The Young and Wise Ones

The Young and Wise Ones

ORANG BERUSIA LANJUT. Pengalaman hidup kami bercerita bahwa menjadi orang yang berusia lanjut kerap dirujuk sebagai teladan dan panutan oleh generasi muda. Anak-anak muda sebagai generasi penerus memerlukan sosok orang tua yang mengerti, menyelami dunia dan pergulatan mereka pada Zaman Now. Dengan demikian, para orang tua perlu membangun keterbukaan wawasan dan pemikiran bahwa dari anak-anak muda pun Tuhan bisa mengajarkan banyak hal kepada para orang tua. Sebab, hikmat Tuhanlah yang menentukan kematangan kita. Sesungguhnya Tuhanlah yang menjadi sumber hikmat kita.

Hari ini kita akan melanjutkan belajar dari kitab Ayub dengan topik: “The Young and Wise Ones (Yang Muda dan Bijaksana)”. Bacaan Sabda saya ambil dari Ayub 32:1 – 33:33. Sahabat, di Ayub 32 – Ayub 37 kita akan bertemu dengan KATA-KATA ELIHU. LAI memberi judul Ayub 32: Elihu merasa juga berhak untuk mengemukakan pendapat. Sedangkan untuk Ayub 33, LAI memberi judul: Allah berfirman kepada manusia dengan berbagai-bagai cara.

Elihu bin Barakheel, orang Bus, dari kaum Ram; ia marah terhadap Ayub, karena ia menganggap dirinya lebih benar dari pada Allah,dan ia juga marah terhadap ketiga orang sahabatnya, karena mereka mempersalahkan Ayub, meskipun tidak dapat memberikan sanggahan (32:2-3).

Sahabat, Elihu berpegang pada pendapat umum yang menganggap bahwa seseorang yang berumur lanjut pasti berhikmat dan tidak demikian halnya dengan orang muda (32:6). Pandangan ini lazim karena orang yang lanjut umur diyakini memiliki banyak pengalaman karena dianggap sudah makan asam garam kehidupan.

Sahabat, sebagai pembicara terakhir, Elihu tampil berbeda dengan ketiga sahabat lainnya (32:6). Setelah menyimak semua ucapan yang telah disampaikan, ia menilai ucapan ketiga sahabatnya sia-sia karena hikmat mereka sama sekali tak menjawab atau meringankan penderitaan Ayub (32:10-13). 

Meskipun geram karena ucapan-ucapan yang tidak bijak itu, ia menahan diri sampai tiba gilirannya untuk berbicara (32:16-20). Ia mengakui bahwa tak ada manusia yang dapat mengalahkan hikmat Allah (32:8-9, 13). Elihu bersikap netral, tidak memihak siapa pun (32:21-22).

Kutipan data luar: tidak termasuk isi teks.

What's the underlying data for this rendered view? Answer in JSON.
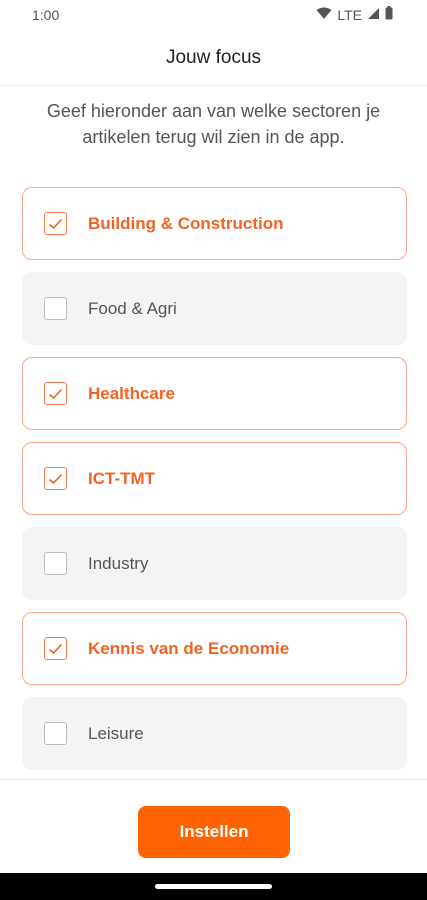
{
  "status": {
    "time": "1:00",
    "network": "LTE"
  },
  "header": {
    "title": "Jouw focus"
  },
  "intro": "Geef hieronder aan van welke sectoren je artikelen terug wil zien in de app.",
  "sectors": [
    {
      "label": "Building & Construction",
      "checked": true
    },
    {
      "label": "Food & Agri",
      "checked": false
    },
    {
      "label": "Healthcare",
      "checked": true
    },
    {
      "label": "ICT-TMT",
      "checked": true
    },
    {
      "label": "Industry",
      "checked": false
    },
    {
      "label": "Kennis van de Economie",
      "checked": true
    },
    {
      "label": "Leisure",
      "checked": false
    }
  ],
  "footer": {
    "button_label": "Instellen"
  },
  "colors": {
    "accent": "#ff6200",
    "checked_text": "#f26323",
    "checked_border": "#f6a98e",
    "unchecked_bg": "#f4f4f4"
  }
}
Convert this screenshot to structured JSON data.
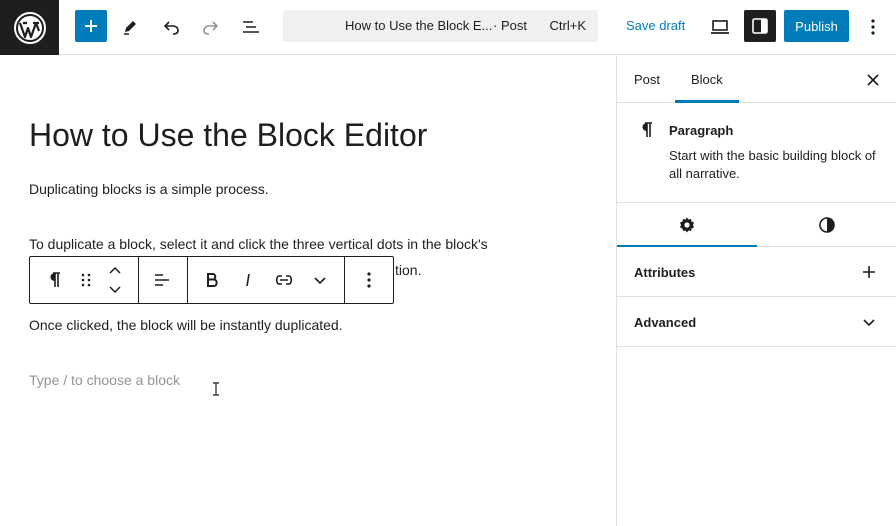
{
  "header": {
    "logo": "wordpress-logo",
    "add_icon": "plus-icon",
    "tools_icon": "pencil-icon",
    "undo_icon": "undo-icon",
    "redo_icon": "redo-icon",
    "outline_icon": "list-view-icon",
    "command_bar": {
      "title": "How to Use the Block E...",
      "post_type": "· Post",
      "shortcut": "Ctrl+K"
    },
    "save_draft": "Save draft",
    "preview_icon": "laptop-icon",
    "settings_icon": "sidebar-toggle-icon",
    "publish": "Publish",
    "more_icon": "vertical-dots-icon",
    "accent": "#007cba"
  },
  "editor": {
    "title": "How to Use the Block Editor",
    "paragraphs": [
      "Duplicating blocks is a simple process.",
      "To duplicate a block, select it and click the three vertical dots in the block's",
      "tion.",
      "Once clicked, the block will be instantly duplicated."
    ],
    "placeholder": "Type / to choose a block"
  },
  "block_toolbar": {
    "items": [
      "paragraph-icon",
      "drag-handle-icon",
      "move-up-down-icon",
      "align-icon",
      "bold-icon",
      "italic-icon",
      "link-icon",
      "chevron-down-icon",
      "options-dots-icon"
    ]
  },
  "sidebar": {
    "tabs": [
      "Post",
      "Block"
    ],
    "active_tab": "Block",
    "block_card": {
      "title": "Paragraph",
      "description": "Start with the basic building block of all narrative."
    },
    "sub_tabs": [
      "settings-gear-icon",
      "styles-contrast-icon"
    ],
    "panels": [
      {
        "title": "Attributes",
        "toggle": "plus-icon"
      },
      {
        "title": "Advanced",
        "toggle": "chevron-down-icon"
      }
    ]
  }
}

Ketika berbicara kepada Ayub, Elihu bersikap bersahabat karena ia siap mendengarkan pembelaan Ayub jika memang perkataannya tidak benar (33:1-7). Hal pertama yang Elihu katakan adalah bahwa ia sudah melihat penderitaan Ayub dan mendengar pembelaannya sebagai orang yang suci dan bersih.

Namun, ia menegur sikap Ayub yang secara lancang berbantah dengan Allah dan menuduh Allah tidak menjawab ketidakpahaman atas penderitaannya (33:8-13). Menurut Elihu, Allah mungkin sudah menjawab melalui mimpi dan penglihatan saat Ayub tertidur (33:12-18) atau Allah berbicara melalui penderitaan yang sedang dialami Ayub dengan tujuan menyelamatkan kehidupannya (33:19-30). Oleh sebab itu, Elihu meminta Ayub sungguh-sungguh mendengarkannya (33:31-33).

Sahabat, Elihu dikatakan bijak karena ia menjaga ucapannya agar tidak melanggar kebenaran Allah dan melukai perasaan sesama. Dari teladan Elihu, kita dapat memperbaiki diri melalui dua pertanyaan refleksi berikut: Apakah ucapan saya sesuai dengan kebenaran Allah? Apakah yang saya ucapkan membawa manfaat bagi sesama atau justru melukai perasaan mereka? Haleluya! Tuhan itu baik.

Berdasarkan hasil perenunganmu dari bacaan kita pada hari ini, jawablah beberapa pertanyaan berikut  ini:

  1. Pesan apa yang Sahabat peroleh dari hasil perenunganmu pada hari ini?
  2. Apa yang Sahabat pahami dari Ayub 32:21-22?

Selamat sejenak merenung. Simpan dalam-dalam di hati: Makin bertambah usia, makin berhikmat dalam memberi nasihat dan juga menerima nasihat. (pg).